1. A discharge control apparatus comprising:

a storage control unit configured to store, in a storage unit, a correction value for correcting a value related to discharge intensity performed by a liquid discharge unit configured to discharge liquid to a discharge target, in association with a type of the discharge target; and

a correction value update unit configured to update, via the storage control unit, the correction value stored in the storage unit, based on input received by an input receiving unit configured to receive the input from a user, wherein

the correction value update unit is configured to perform the update with an identical correction value for a plurality of different types of discharge targets.

2. The discharge control apparatus according to claim 1, wherein the correction value update unit is configured to adopt an updated correction value of a first correction value being a correction value corresponding to a certain type of discharge target, for a different type of discharge target in response to the input receiving unit receiving input for updating the first correction value, the different type being associated with the certain type of discharge target.

3. The discharge control apparatus according to claim 1, wherein the correction value update unit is configured to display, for a new type of discharge target with which the correction value is not associated, correction values stored in the storage unit in associated with a type of discharge target, to allow selection, and associate, with the new type, a correction value selected from the displayed correction values, for update.

4. The discharge control apparatus according to claim 3, wherein the correction value update unit is configured to exclude a correction value generated for a type of discharge target for which one of a different printing quality mode and different dot gain is set, from the correction values to be displayed to allow selection.

5. The discharge control apparatus according to claim 1, wherein the correction value update unit is configured to display, for a new type of discharge target with which the correction value is not associated, types of discharge targets stored in the storage unit in association with a correction value, to allow selection, and associate, with the new type, a correction value associated with a type of discharge, the type being selected from the displayed types of discharge targets.

6. The discharge control apparatus according to claim 1, wherein the correction value update unit is configured to, in response to updating a correction value of a certain type of discharge target among a plurality of types of discharge targets associated with an identical correction value, perform display to allow selection about whether to store the correction value in the storage unit as a correction value different from the correction value associated with the other types of discharge targets, and update the correction value in accordance with the selection.
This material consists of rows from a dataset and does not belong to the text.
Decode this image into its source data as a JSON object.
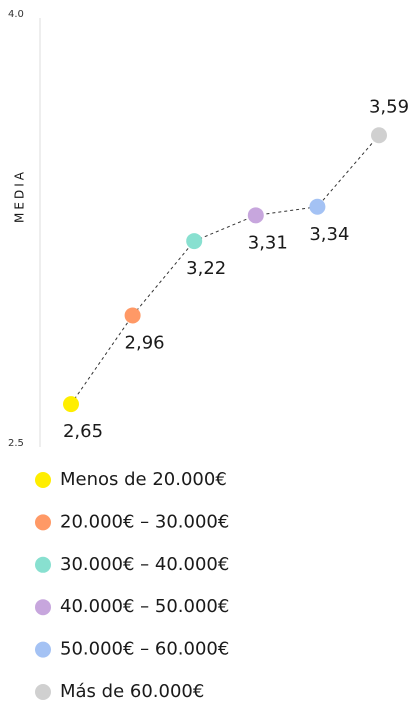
{
  "chart_data": {
    "type": "line",
    "y_label": "MEDIA",
    "categories": [
      "Menos de 20.000€",
      "20.000€ – 30.000€",
      "30.000€ – 40.000€",
      "40.000€ – 50.000€",
      "50.000€ – 60.000€",
      "Más de 60.000€"
    ],
    "values": [
      2.65,
      2.96,
      3.22,
      3.31,
      3.34,
      3.59
    ],
    "value_labels": [
      "2,65",
      "2,96",
      "3,22",
      "3,31",
      "3,34",
      "3,59"
    ],
    "colors": [
      "#ffee00",
      "#ff9966",
      "#88e0d0",
      "#c7a6dd",
      "#a4c2f4",
      "#d0d0d0"
    ],
    "line_color": "#333333",
    "line_style": "dashed",
    "ylim": [
      2.5,
      4.0
    ],
    "yticks": [
      2.5,
      {
        "value": 4.0,
        "label": "4.0"
      }
    ],
    "grid": false
  }
}
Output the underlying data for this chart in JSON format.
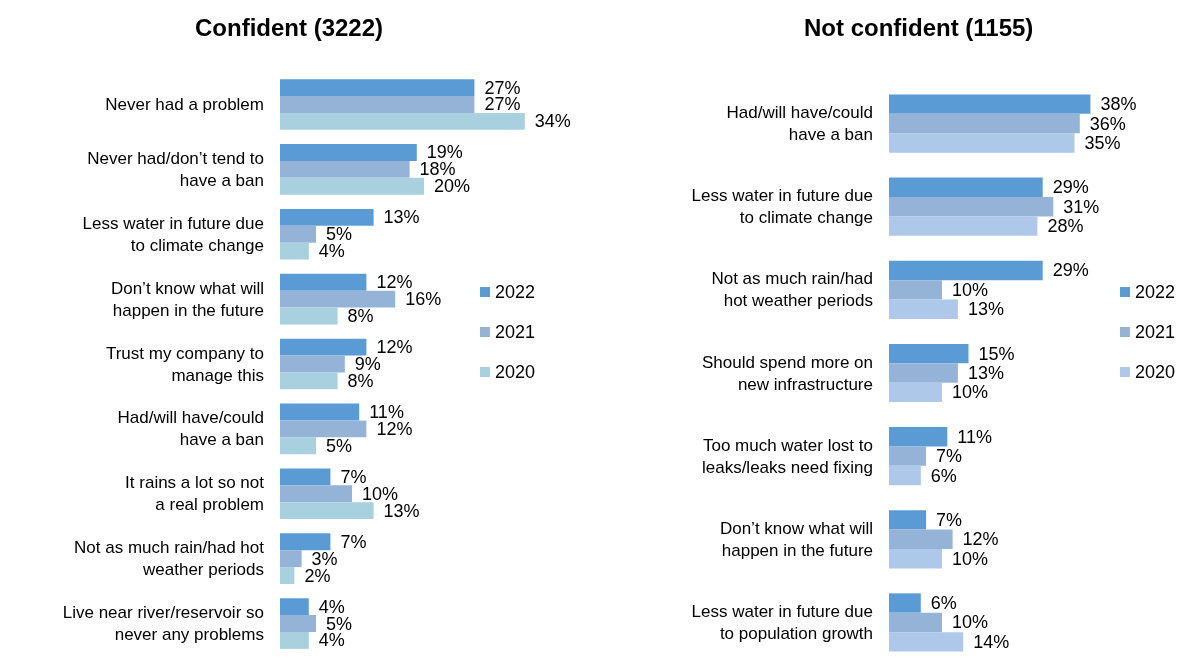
{
  "chart_data": [
    {
      "type": "bar",
      "orientation": "horizontal",
      "title": "Confident (3222)",
      "categories": [
        "Never had a problem",
        "Never had/don’t tend to\nhave a ban",
        "Less water in future due\nto climate change",
        "Don’t know what will\nhappen in the future",
        "Trust my company to\nmanage this",
        "Had/will have/could\nhave a ban",
        "It rains a lot so not\na real problem",
        "Not as much rain/had hot\nweather periods",
        "Live near river/reservoir so\nnever any problems"
      ],
      "series": [
        {
          "name": "2022",
          "color": "#5b9bd5",
          "values": [
            27,
            19,
            13,
            12,
            12,
            11,
            7,
            7,
            4
          ],
          "value_labels": [
            "27%",
            "19%",
            "13%",
            "12%",
            "12%",
            "11%",
            "7%",
            "7%",
            "4%"
          ]
        },
        {
          "name": "2021",
          "color": "#95b3d7",
          "values": [
            27,
            18,
            5,
            16,
            9,
            12,
            10,
            3,
            5
          ],
          "value_labels": [
            "27%",
            "18%",
            "5%",
            "16%",
            "9%",
            "12%",
            "10%",
            "3%",
            "5%"
          ]
        },
        {
          "name": "2020",
          "color": "#a9d0de",
          "values": [
            34,
            20,
            4,
            8,
            8,
            5,
            13,
            2,
            4
          ],
          "value_labels": [
            "34%",
            "20%",
            "4%",
            "8%",
            "8%",
            "5%",
            "13%",
            "2%",
            "4%"
          ]
        }
      ],
      "legend": "right",
      "tick_labels": "y"
    },
    {
      "type": "bar",
      "orientation": "horizontal",
      "title": "Not confident (1155)",
      "categories": [
        "Had/will have/could\nhave a ban",
        "Less water in future due\nto climate change",
        "Not as much rain/had\nhot weather periods",
        "Should spend more on\nnew infrastructure",
        "Too much water lost to\nleaks/leaks need fixing",
        "Don’t know what will\nhappen in the future",
        "Less water in future due\nto population growth"
      ],
      "series": [
        {
          "name": "2022",
          "color": "#5b9bd5",
          "values": [
            38,
            29,
            29,
            15,
            11,
            7,
            6
          ],
          "value_labels": [
            "38%",
            "29%",
            "29%",
            "15%",
            "11%",
            "7%",
            "6%"
          ]
        },
        {
          "name": "2021",
          "color": "#95b3d7",
          "values": [
            36,
            31,
            10,
            13,
            7,
            12,
            10
          ],
          "value_labels": [
            "36%",
            "31%",
            "10%",
            "13%",
            "7%",
            "12%",
            "10%"
          ]
        },
        {
          "name": "2020",
          "color": "#adc8e8",
          "values": [
            35,
            28,
            13,
            10,
            6,
            10,
            14
          ],
          "value_labels": [
            "35%",
            "28%",
            "13%",
            "10%",
            "6%",
            "10%",
            "14%"
          ]
        }
      ],
      "legend": "right",
      "tick_labels": "y"
    }
  ]
}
7. The discharge control apparatus according to claim 1, wherein the correction value is associated with an image quality mode and recording medium property including a precoating condition and surface orientation.

8. A liquid discharge apparatus comprising:

a liquid discharge unit configured to discharge liquid to a discharge target; and

the discharge control apparatus according to claim 1.

9. The liquid discharge apparatus according to claim 8, further comprising an input receiving unit configured to receive input from a user.

10. A non-transitory computer-readable medium including programmed instructions that cause a computer to function as:

a storage control unit configured to store, in a storage unit, a correction value for correcting a value related to discharge intensity performed by a liquid discharge unit configured to discharge liquid to a discharge target, in association with a type of the discharge target; and

a correction value update unit configured to update, via the storage control unit, the correction value stored in the storage unit, based on input received by an input receiving unit configured to receive the input from a user, wherein

the correction value update unit is configured to perform the update with an identical correction value for a plurality of different types of discharge targets.